While much of the southeastern United States saw tropical weather, southern and southwestern Louisiana was the impact zone for two destructive hurricanes, Hurricanes Laura and Delta in late August and early October, that set in motion a series of emergency declarations for hurricane response. The St. Paul District’s temporary housing planning and response team was tapped to deploy to Southwest Louisiana, with the first members arriving at FEMA’s joint field office in Baton Rouge early September. More than 90 district staff deployed in support of the temporary housing mission.
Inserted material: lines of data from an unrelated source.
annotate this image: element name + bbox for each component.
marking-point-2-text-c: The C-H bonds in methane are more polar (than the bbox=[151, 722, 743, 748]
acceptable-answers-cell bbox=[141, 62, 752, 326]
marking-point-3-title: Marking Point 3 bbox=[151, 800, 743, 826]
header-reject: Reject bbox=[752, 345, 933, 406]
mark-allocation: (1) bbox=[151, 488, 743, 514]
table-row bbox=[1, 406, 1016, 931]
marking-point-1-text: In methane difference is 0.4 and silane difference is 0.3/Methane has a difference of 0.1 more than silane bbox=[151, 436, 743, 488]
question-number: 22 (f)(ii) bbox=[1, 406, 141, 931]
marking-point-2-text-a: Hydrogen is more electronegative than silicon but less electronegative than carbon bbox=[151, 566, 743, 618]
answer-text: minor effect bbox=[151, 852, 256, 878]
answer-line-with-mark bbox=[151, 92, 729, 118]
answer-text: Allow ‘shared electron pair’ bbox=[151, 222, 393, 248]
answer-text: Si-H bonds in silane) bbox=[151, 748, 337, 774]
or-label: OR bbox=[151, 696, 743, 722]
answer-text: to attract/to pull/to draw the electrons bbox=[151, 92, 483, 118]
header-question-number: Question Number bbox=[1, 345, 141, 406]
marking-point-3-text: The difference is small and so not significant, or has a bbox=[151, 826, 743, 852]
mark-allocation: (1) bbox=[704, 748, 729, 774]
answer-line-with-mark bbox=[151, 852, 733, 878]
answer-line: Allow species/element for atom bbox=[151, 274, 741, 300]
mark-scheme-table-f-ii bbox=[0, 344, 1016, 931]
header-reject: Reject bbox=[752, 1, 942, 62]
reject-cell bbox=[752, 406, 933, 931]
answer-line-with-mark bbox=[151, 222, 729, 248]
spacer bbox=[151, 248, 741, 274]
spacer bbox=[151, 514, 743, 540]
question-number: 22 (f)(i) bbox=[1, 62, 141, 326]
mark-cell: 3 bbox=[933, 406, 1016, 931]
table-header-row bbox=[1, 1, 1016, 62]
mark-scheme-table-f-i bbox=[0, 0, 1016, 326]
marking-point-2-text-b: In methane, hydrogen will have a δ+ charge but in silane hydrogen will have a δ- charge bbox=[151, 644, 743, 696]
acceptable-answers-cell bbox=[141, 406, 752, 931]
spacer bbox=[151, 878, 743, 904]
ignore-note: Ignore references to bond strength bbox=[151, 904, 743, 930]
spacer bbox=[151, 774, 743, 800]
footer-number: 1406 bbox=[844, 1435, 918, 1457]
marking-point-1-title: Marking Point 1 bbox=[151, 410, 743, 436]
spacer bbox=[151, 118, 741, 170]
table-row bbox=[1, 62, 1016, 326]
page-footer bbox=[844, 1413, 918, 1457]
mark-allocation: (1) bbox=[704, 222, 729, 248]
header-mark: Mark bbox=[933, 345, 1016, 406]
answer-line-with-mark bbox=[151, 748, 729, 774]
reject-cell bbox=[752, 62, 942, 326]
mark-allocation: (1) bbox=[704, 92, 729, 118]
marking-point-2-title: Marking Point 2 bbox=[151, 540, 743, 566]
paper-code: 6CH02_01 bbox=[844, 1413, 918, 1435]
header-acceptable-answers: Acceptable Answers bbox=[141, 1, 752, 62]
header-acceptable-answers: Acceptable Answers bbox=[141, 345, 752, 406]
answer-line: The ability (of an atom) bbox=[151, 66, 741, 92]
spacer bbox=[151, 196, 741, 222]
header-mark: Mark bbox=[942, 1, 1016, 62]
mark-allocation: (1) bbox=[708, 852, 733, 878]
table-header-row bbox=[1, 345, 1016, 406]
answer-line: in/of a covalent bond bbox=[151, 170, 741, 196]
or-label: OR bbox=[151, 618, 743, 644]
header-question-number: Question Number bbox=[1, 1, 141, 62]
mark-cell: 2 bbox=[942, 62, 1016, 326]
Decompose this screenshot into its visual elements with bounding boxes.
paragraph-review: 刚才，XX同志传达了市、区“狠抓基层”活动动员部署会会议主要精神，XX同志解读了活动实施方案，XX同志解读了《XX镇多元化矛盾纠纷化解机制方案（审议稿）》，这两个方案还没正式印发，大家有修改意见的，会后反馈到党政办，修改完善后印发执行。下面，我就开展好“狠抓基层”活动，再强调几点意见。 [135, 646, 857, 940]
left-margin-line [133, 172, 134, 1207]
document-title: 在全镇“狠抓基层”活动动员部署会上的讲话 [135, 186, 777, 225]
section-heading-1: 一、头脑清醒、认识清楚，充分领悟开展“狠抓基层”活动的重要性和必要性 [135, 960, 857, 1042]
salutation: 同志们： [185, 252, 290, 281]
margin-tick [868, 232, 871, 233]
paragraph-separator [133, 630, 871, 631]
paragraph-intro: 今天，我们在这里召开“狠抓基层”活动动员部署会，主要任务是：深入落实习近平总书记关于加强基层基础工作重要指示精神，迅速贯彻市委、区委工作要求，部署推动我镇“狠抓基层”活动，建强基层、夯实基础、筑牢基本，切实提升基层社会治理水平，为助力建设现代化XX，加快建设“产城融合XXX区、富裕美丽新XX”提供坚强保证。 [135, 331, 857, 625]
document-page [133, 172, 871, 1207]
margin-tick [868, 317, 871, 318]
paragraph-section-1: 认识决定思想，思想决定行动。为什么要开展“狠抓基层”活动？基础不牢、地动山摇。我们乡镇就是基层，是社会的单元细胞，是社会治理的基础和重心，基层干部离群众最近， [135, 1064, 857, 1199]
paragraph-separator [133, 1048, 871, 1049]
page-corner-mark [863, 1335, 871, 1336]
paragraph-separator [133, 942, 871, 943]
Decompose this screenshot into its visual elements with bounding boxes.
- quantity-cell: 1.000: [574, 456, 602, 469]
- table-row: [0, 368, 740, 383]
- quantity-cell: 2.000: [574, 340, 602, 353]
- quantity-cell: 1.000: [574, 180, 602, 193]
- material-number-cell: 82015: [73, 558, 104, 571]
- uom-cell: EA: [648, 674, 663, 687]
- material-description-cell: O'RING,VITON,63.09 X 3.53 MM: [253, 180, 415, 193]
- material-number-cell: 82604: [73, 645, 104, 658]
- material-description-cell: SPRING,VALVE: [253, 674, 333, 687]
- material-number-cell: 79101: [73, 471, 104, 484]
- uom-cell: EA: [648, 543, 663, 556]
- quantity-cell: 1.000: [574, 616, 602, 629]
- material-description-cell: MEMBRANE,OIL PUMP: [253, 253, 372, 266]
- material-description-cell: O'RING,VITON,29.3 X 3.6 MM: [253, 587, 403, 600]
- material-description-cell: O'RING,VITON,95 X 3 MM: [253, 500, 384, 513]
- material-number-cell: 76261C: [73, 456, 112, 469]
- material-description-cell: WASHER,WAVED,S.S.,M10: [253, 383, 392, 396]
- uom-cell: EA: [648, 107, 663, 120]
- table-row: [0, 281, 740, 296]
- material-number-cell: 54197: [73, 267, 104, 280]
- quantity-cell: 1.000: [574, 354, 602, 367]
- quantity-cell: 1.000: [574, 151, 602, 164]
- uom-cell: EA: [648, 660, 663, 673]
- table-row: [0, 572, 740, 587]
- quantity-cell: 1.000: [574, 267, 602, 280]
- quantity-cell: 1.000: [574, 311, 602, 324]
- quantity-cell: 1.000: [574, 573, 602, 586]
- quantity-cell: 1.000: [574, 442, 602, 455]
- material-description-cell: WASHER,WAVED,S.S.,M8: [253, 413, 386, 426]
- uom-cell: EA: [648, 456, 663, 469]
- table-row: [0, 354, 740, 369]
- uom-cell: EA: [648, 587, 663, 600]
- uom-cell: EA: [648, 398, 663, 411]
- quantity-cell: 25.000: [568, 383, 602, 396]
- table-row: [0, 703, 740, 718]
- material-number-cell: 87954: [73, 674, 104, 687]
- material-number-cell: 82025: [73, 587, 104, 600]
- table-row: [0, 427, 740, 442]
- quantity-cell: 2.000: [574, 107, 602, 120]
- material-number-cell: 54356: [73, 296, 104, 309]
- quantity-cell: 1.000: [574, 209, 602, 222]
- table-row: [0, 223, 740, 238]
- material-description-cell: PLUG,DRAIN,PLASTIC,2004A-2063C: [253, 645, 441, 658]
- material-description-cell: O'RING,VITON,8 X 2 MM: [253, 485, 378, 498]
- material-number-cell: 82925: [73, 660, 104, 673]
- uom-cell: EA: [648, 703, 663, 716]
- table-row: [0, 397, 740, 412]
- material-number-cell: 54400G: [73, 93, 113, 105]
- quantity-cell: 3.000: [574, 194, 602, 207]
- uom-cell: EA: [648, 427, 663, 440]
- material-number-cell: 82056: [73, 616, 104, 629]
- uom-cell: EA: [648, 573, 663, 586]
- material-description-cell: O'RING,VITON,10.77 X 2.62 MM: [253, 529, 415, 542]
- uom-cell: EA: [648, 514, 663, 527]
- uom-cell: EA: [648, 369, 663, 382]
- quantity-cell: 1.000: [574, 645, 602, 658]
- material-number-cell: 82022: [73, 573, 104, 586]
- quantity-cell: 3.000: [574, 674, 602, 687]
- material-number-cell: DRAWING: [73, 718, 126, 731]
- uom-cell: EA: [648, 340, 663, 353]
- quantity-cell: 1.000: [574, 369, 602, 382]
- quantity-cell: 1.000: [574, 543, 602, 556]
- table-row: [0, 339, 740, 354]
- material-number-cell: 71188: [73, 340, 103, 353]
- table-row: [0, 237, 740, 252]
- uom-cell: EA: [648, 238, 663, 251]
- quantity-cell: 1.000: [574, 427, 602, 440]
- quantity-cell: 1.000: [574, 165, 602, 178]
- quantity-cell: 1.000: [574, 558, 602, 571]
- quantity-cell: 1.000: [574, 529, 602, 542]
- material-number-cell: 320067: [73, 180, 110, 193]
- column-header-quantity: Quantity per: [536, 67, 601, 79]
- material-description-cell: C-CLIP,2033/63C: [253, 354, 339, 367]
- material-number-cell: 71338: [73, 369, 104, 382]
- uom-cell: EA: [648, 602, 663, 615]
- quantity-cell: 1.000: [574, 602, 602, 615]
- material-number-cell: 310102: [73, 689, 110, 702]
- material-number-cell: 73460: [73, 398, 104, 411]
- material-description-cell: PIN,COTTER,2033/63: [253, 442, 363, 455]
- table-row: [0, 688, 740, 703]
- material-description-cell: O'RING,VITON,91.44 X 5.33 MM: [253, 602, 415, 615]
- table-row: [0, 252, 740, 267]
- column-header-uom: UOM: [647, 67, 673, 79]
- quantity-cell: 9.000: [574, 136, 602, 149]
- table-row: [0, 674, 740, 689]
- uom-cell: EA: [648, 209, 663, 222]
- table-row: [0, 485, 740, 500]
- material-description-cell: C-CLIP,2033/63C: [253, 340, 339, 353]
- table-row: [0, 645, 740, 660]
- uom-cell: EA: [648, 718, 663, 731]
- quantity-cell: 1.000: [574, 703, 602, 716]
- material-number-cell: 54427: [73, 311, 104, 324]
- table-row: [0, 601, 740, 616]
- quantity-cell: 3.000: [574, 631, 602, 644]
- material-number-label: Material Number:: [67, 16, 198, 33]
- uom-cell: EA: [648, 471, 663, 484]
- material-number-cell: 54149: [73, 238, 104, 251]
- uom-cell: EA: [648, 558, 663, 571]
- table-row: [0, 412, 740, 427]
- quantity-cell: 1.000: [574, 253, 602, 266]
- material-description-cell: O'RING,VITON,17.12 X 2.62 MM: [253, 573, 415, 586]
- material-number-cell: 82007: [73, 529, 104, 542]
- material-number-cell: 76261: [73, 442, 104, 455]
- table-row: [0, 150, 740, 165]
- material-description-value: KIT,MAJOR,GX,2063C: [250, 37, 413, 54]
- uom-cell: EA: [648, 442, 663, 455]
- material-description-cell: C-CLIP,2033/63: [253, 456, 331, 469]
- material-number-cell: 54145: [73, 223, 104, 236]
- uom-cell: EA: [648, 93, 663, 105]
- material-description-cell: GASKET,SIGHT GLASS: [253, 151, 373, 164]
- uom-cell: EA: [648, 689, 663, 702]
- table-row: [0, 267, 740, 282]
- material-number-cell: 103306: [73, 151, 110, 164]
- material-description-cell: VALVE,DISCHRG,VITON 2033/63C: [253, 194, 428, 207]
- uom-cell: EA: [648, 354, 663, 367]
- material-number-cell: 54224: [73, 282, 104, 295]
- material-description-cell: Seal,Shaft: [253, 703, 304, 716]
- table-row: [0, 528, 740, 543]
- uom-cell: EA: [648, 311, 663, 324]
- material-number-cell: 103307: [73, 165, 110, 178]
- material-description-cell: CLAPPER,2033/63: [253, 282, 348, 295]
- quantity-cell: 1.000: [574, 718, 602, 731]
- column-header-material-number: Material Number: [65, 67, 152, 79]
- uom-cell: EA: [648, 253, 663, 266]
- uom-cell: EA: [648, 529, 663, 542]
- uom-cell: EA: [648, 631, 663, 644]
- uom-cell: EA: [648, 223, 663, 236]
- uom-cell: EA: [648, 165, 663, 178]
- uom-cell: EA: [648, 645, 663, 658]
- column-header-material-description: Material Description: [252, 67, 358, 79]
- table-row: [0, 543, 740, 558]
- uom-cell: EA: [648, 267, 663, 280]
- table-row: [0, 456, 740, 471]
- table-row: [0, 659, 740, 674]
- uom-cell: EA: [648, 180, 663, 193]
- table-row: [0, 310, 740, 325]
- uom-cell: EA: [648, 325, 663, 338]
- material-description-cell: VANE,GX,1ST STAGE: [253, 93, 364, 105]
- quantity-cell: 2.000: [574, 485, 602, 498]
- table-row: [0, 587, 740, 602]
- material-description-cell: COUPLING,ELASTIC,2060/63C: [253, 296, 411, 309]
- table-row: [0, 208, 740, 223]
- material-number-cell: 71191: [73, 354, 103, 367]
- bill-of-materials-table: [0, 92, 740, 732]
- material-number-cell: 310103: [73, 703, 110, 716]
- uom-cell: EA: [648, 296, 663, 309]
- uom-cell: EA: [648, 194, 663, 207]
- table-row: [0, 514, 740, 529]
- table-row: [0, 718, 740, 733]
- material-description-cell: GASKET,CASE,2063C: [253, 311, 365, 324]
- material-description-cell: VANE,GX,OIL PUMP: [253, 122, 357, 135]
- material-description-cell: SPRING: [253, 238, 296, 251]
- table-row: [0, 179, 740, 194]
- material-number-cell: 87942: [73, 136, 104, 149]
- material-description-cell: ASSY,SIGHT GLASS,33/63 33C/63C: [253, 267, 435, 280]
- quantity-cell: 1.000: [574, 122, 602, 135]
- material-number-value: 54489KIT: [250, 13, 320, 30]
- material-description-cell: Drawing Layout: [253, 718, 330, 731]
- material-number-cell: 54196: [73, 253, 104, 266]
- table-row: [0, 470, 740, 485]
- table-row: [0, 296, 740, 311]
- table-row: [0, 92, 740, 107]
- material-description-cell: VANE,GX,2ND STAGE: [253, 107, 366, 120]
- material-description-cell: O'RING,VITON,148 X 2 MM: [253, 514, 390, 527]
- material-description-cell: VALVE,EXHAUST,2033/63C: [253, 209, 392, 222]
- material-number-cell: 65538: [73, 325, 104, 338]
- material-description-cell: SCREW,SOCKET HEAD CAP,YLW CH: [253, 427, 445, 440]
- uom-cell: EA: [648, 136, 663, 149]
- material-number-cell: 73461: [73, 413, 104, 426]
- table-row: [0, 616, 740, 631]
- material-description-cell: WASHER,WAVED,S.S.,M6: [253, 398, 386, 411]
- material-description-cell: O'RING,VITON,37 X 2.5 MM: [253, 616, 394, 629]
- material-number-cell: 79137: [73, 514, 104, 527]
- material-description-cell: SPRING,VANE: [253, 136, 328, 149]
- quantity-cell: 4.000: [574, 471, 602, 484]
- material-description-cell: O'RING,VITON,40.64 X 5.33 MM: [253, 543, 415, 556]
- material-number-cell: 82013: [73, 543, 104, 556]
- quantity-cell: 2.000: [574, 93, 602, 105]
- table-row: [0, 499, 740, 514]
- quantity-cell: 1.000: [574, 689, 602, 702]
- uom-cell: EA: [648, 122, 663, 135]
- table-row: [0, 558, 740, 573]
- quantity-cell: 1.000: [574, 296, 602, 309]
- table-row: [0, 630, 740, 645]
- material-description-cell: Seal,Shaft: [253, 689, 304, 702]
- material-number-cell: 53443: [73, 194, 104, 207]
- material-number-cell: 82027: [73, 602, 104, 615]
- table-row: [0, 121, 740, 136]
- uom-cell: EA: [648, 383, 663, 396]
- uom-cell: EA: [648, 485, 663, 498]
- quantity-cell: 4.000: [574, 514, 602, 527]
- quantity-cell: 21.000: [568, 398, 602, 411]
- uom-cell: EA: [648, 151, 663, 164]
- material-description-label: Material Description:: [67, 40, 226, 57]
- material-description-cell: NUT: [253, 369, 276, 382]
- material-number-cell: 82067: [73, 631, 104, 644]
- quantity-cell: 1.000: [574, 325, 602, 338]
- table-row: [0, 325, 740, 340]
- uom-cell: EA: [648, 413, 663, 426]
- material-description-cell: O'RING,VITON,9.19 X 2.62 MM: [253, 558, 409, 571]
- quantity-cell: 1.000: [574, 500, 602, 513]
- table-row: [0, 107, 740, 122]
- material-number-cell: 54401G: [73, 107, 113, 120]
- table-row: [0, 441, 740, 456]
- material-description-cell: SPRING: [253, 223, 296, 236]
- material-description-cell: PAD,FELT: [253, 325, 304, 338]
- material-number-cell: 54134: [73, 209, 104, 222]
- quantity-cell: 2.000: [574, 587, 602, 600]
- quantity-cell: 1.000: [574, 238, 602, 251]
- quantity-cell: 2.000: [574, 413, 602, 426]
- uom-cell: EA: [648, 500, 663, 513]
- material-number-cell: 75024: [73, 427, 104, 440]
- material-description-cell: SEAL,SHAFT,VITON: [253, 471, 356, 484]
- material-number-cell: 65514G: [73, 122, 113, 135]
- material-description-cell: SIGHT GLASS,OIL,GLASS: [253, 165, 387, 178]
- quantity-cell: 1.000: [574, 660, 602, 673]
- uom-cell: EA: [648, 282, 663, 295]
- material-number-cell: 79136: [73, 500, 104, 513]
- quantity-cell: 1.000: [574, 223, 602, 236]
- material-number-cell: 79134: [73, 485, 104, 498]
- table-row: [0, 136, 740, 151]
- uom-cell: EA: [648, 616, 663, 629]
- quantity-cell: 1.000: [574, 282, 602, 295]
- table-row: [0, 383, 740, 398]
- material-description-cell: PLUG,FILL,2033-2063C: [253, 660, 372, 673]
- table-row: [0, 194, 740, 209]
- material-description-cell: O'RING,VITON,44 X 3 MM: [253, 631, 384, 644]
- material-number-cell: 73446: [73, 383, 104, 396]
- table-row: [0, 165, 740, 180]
Working with the state and FEMA, early estimates placed the need for temporary housing sites at more than 3,000 in Cameron and Calcasieu parishes. Over the coming months, more than 75 lots in the two most heavily impacted parishes were assessed to determine if they would be suitable for development.

“This hasn’t been our typical temporary housing mission,” Jane Mathison, the Corps’ temporary housing mission manager, said. “FEMA has the lead but we are supporting the group housing mission with on-going site assessments, supplying personnel for two full design teams and at times, are the conduit between FEMA and police jury and parish councils, the Louisiana Department of Transportation-Development, and the Department of Health.”

As part of the temporary housing mission, the Corps builds temporary gravel pads for housing foundations, emergency storm shelters, bus shelters, mailbox units, gravel and asphalt roadways, and installs all utilities. FEMA provides the mobile home units for the communities.

As with all disaster response missions, there are challenges to overcome.

Louisiana’s many parishes have different permitting and zoning requirements and local meetings where requests of this kind take place, are only held once a month.

The state department of transportation requires traffic plans, run-off studies for 10-year, and sometimes 25-year, rainfall events to determine if existing, adjoining roads require upgrades.

Additionally, the Corps was tasked by FEMA to oversee a corresponding monitoring mission which supplies technical monitors to complete the final checks of the travel trailers and mobile home units. These vital checks are completed prior to Louisiana’s displaced hurricane survivors moving into their temporary homes. Typically, these two missions would have been run separately with one distinct management cell overseeing each, but this time, there was only one management cell and reach back help from St. Paul to make it all work.